El pasado fin de semana, el artículo de El País abordó la obsesión de mujeres con cirugías y tratamientos estéticos. Nada que ya no sepamos, pero puesto así, todo junto en una nota, da escalofríos. “Nunca es suficiente”, “Siempre hay algo” dicen las protagonistas. La nota se centra en casos de mujeres, pero cada vez más hombres también se suman a esta obsesión por la belleza y miedo a la vejez.
Desde tiempos inmemoriales, la humanidad ha intentado reducir la fragilidad de su existencia, buscando durabilidad y perfección. Quizás en un deseo profundo de dejar de ser solo transitorios.

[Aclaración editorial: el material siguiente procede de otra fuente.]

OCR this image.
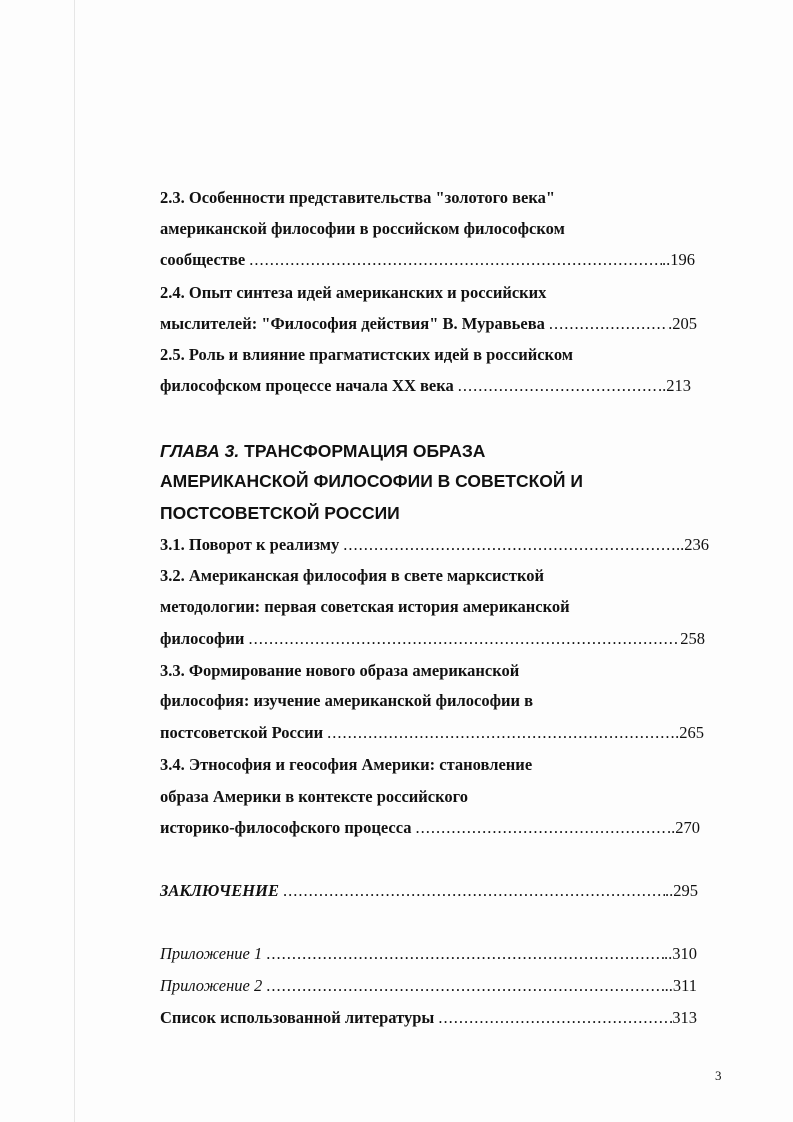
2.3. Особенности представительства "золотого века"

американской философии в российском философском

сообществе .....	..196

2.4. Опыт синтеза идей американских и российских

мыслителей: "Философия действия" В. Муравьева .....	.205

2.5. Роль и влияние прагматистских идей в российском

философском процессе начала XX века .....	..213

ГЛАВА 3. ТРАНСФОРМАЦИЯ ОБРАЗА

АМЕРИКАНСКОЙ ФИЛОСОФИИ В СОВЕТСКОЙ И

ПОСТСОВЕТСКОЙ РОССИИ

3.1. Поворот к реализму .....	..236

3.2. Американская философия в свете марксисткой

методологии: первая советская история американской

философии .....	258

3.3. Формирование нового образа американской

философия: изучение американской философии в

постсоветской России .....	.265

3.4. Этнософия и геософия Америки: становление

образа Америки в контексте российского

историко-философского процесса .....	..270

ЗАКЛЮЧЕНИЕ .....	..295

Приложение 1 .....	..310

Приложение 2 .....	..311

Список использованной литературы .....	313

3
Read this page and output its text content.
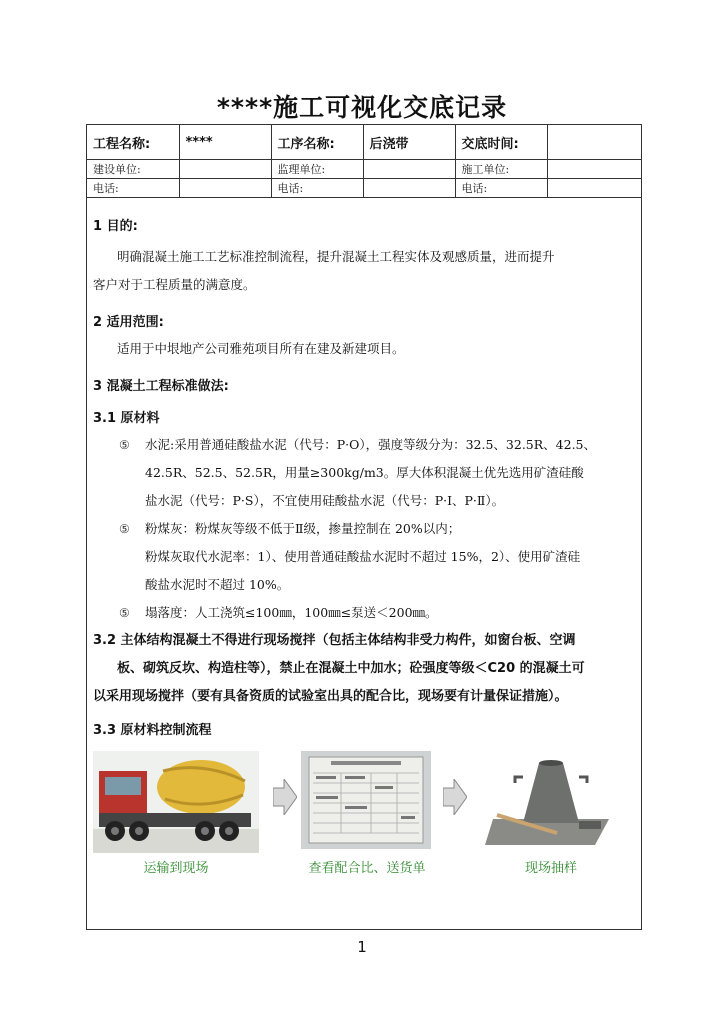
****施工可视化交底记录
工程名称:	****	工序名称:	后浇带	交底时间:	
建设单位:		监理单位:		施工单位:	
电话:		电话:		电话:	
1 目的:
明确混凝土施工工艺标准控制流程，提升混凝土工程实体及观感质量，进而提升
客户对于工程质量的满意度。
2 适用范围:
适用于中垠地产公司雅苑项目所有在建及新建项目。
3 混凝土工程标准做法:
3.1 原材料
⑤ 水泥:采用普通硅酸盐水泥（代号：P·O），强度等级分为：32.5、32.5R、42.5、
42.5R、52.5、52.5R，用量≥300kg/m3。厚大体积混凝土优先选用矿渣硅酸
盐水泥（代号：P·S），不宜使用硅酸盐水泥（代号：P·Ⅰ、P·Ⅱ）。
⑤ 粉煤灰：粉煤灰等级不低于Ⅱ级，掺量控制在 20%以内；
粉煤灰取代水泥率：1）、使用普通硅酸盐水泥时不超过 15%，2）、使用矿渣硅
酸盐水泥时不超过 10%。
⑤ 塌落度：人工浇筑≤100㎜，100㎜≤泵送＜200㎜。
3.2 主体结构混凝土不得进行现场搅拌（包括主体结构非受力构件，如窗台板、空调
板、砌筑反坎、构造柱等），禁止在混凝土中加水；砼强度等级＜C20 的混凝土可
以采用现场搅拌（要有具备资质的试验室出具的配合比，现场要有计量保证措施）。
3.3 原材料控制流程
运输到现场	查看配合比、送货单	现场抽样
1
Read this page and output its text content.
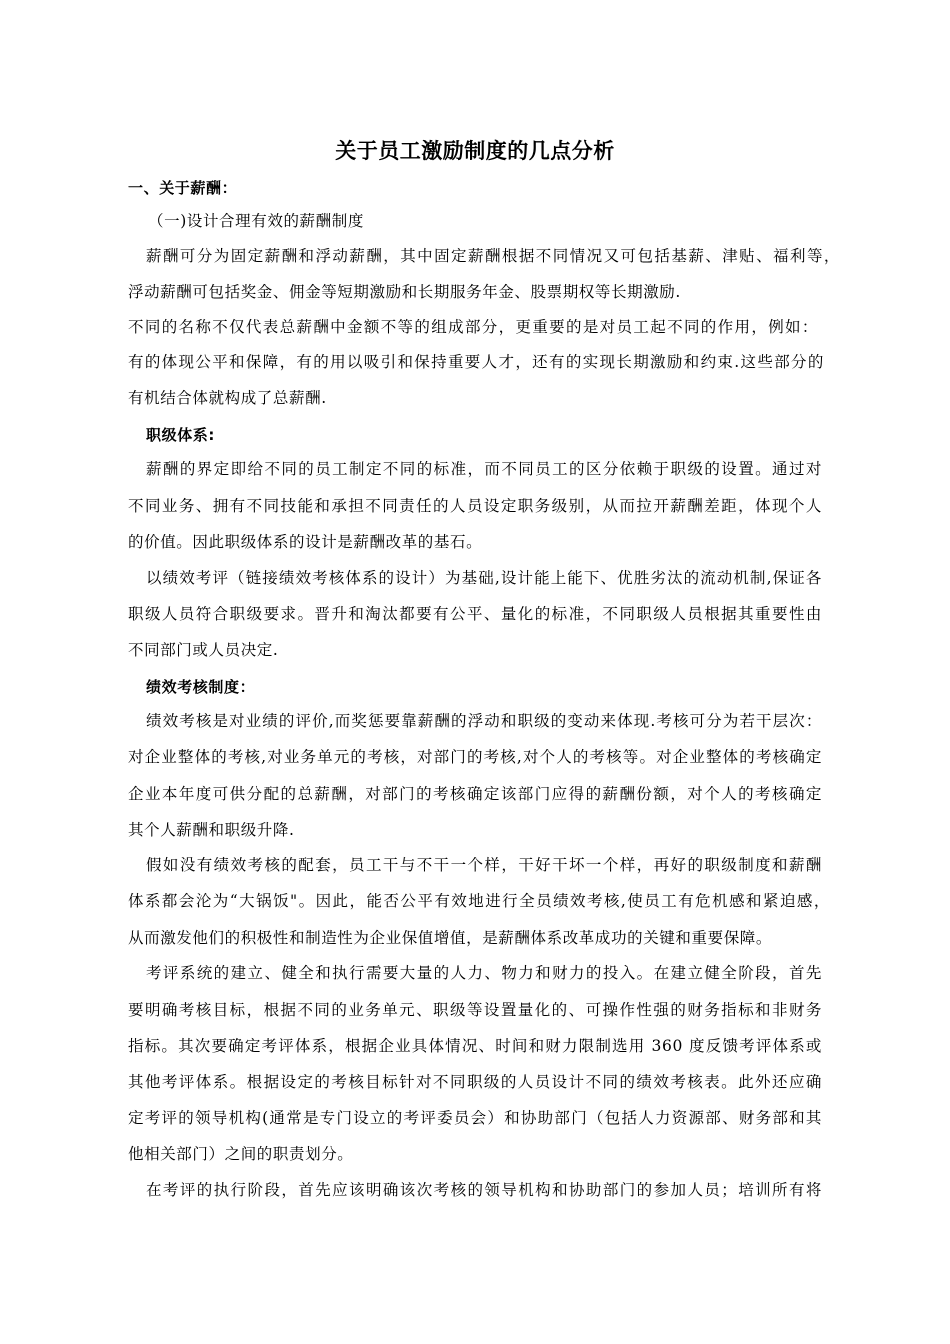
关于员工激励制度的几点分析
一、关于薪酬：
（一)设计合理有效的薪酬制度
薪酬可分为固定薪酬和浮动薪酬，其中固定薪酬根据不同情况又可包括基薪、津贴、福利等，
浮动薪酬可包括奖金、佣金等短期激励和长期服务年金、股票期权等长期激励.
不同的名称不仅代表总薪酬中金额不等的组成部分，更重要的是对员工起不同的作用，例如：
有的体现公平和保障，有的用以吸引和保持重要人才，还有的实现长期激励和约束.这些部分的
有机结合体就构成了总薪酬.
职级体系:
薪酬的界定即给不同的员工制定不同的标准，而不同员工的区分依赖于职级的设置。通过对
不同业务、拥有不同技能和承担不同责任的人员设定职务级别，从而拉开薪酬差距，体现个人
的价值。因此职级体系的设计是薪酬改革的基石。
以绩效考评（链接绩效考核体系的设计）为基础,设计能上能下、优胜劣汰的流动机制,保证各
职级人员符合职级要求。晋升和淘汰都要有公平、量化的标准，不同职级人员根据其重要性由
不同部门或人员决定.
绩效考核制度：
绩效考核是对业绩的评价,而奖惩要靠薪酬的浮动和职级的变动来体现.考核可分为若干层次：
对企业整体的考核,对业务单元的考核，对部门的考核,对个人的考核等。对企业整体的考核确定
企业本年度可供分配的总薪酬，对部门的考核确定该部门应得的薪酬份额，对个人的考核确定
其个人薪酬和职级升降.
假如没有绩效考核的配套，员工干与不干一个样，干好干坏一个样，再好的职级制度和薪酬
体系都会沦为“大锅饭"。因此，能否公平有效地进行全员绩效考核,使员工有危机感和紧迫感，
从而激发他们的积极性和制造性为企业保值增值，是薪酬体系改革成功的关键和重要保障。
考评系统的建立、健全和执行需要大量的人力、物力和财力的投入。在建立健全阶段，首先
要明确考核目标，根据不同的业务单元、职级等设置量化的、可操作性强的财务指标和非财务
指标。其次要确定考评体系，根据企业具体情况、时间和财力限制选用 360 度反馈考评体系或
其他考评体系。根据设定的考核目标针对不同职级的人员设计不同的绩效考核表。此外还应确
定考评的领导机构(通常是专门设立的考评委员会）和协助部门（包括人力资源部、财务部和其
他相关部门）之间的职责划分。
在考评的执行阶段，首先应该明确该次考核的领导机构和协助部门的参加人员；培训所有将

En el antiguo Egipto y luego en el mundo grecorromano, desde el 3000 a.C. hasta el siglo IV d.C., los libros eran de papiro, objetos delicados que se consumían con su uso, especialmente ante el frío o la humedad. Hasta que en Pérgamo perfeccionaron una técnica que consistía en escribir sobre cuero de animales, dando lugar al “pergamino”, mucho más resistente y duradero, que reemplazó al papiro.
Nuestra piel, como la historia escrita en los antiguos pergaminos, nos revela. Con todas sus marcas y cicatrices, encarna un relato vivo de experiencias y vulnerabilidades. Cada trazo es testimonio de una existencia única, imperfecta pero auténtica. Nacemos como una gran página en blanco, en la que el tiempo va escribiendo su historia, con tachaduras y remiendos, marcas de las alegrías y tristezas, marcas que relatan una vida vivida. Esa hermosa capacidad de convertir en texto el propio cuerpo.
El escritor italiano Vasco Pratolini decía que “la literatura consiste en escribir sobre la piel”, en una metáfora sobre cómo toda experiencia visceral, profunda y que toque las fibras más sensibles del lector, tiene que dejar su huella . Si la literatura -como tantas otras experiencias intensas- no dejan rastro, entonces no nos conecta con nuestra fragilidad e intimidad, que es lo que nos hace profundamente humanos.
Las arrugas, marcas y trazos de nuestra piel transportan mensajes que pueden ser leídos por quien se detenga a leerlos con dedicación. Y como los pergaminos, aquellos primeros libros, son extensiones de la memoria. Testigos imperfectos pero únicos de los momentos vividos, incluso aquellos que nuestra memoria prefiere no recordar.
Querer borrar las huellas de la vida es un intento por controlar esa narrativa personal, de presentar una versión falsa de uno mismo, donde la ficción prima sobre la autenticidad. Porque, hasta el día final, nuestra existencia es una escritura en curso, donde cada marca, cada cicatriz, añade una capa más a la narrativa que somos. La literatura de nuestra vida no está en la búsqueda de la perfección, sino en aceptar y amar cada línea que nos hace quienes somos. Modificándolas, estamos dejando de escuchar nuestra verdadera historia y borrando su sabiduría. Esa que nos dice que la humilde, imperfecta y efímera vida humana merece la pena, a pesar de sus limitaciones y desafíos.
Porque, quizás, al final, el mayor acto de valentía sea aceptar nues- tra historia tal como ha sido escrita por el tiempo y por nosotros mismos -una obra imperfecta, frágil y hermosa-, y comprender que en esa vulnerabilidad reside nuestra verdadera fortaleza.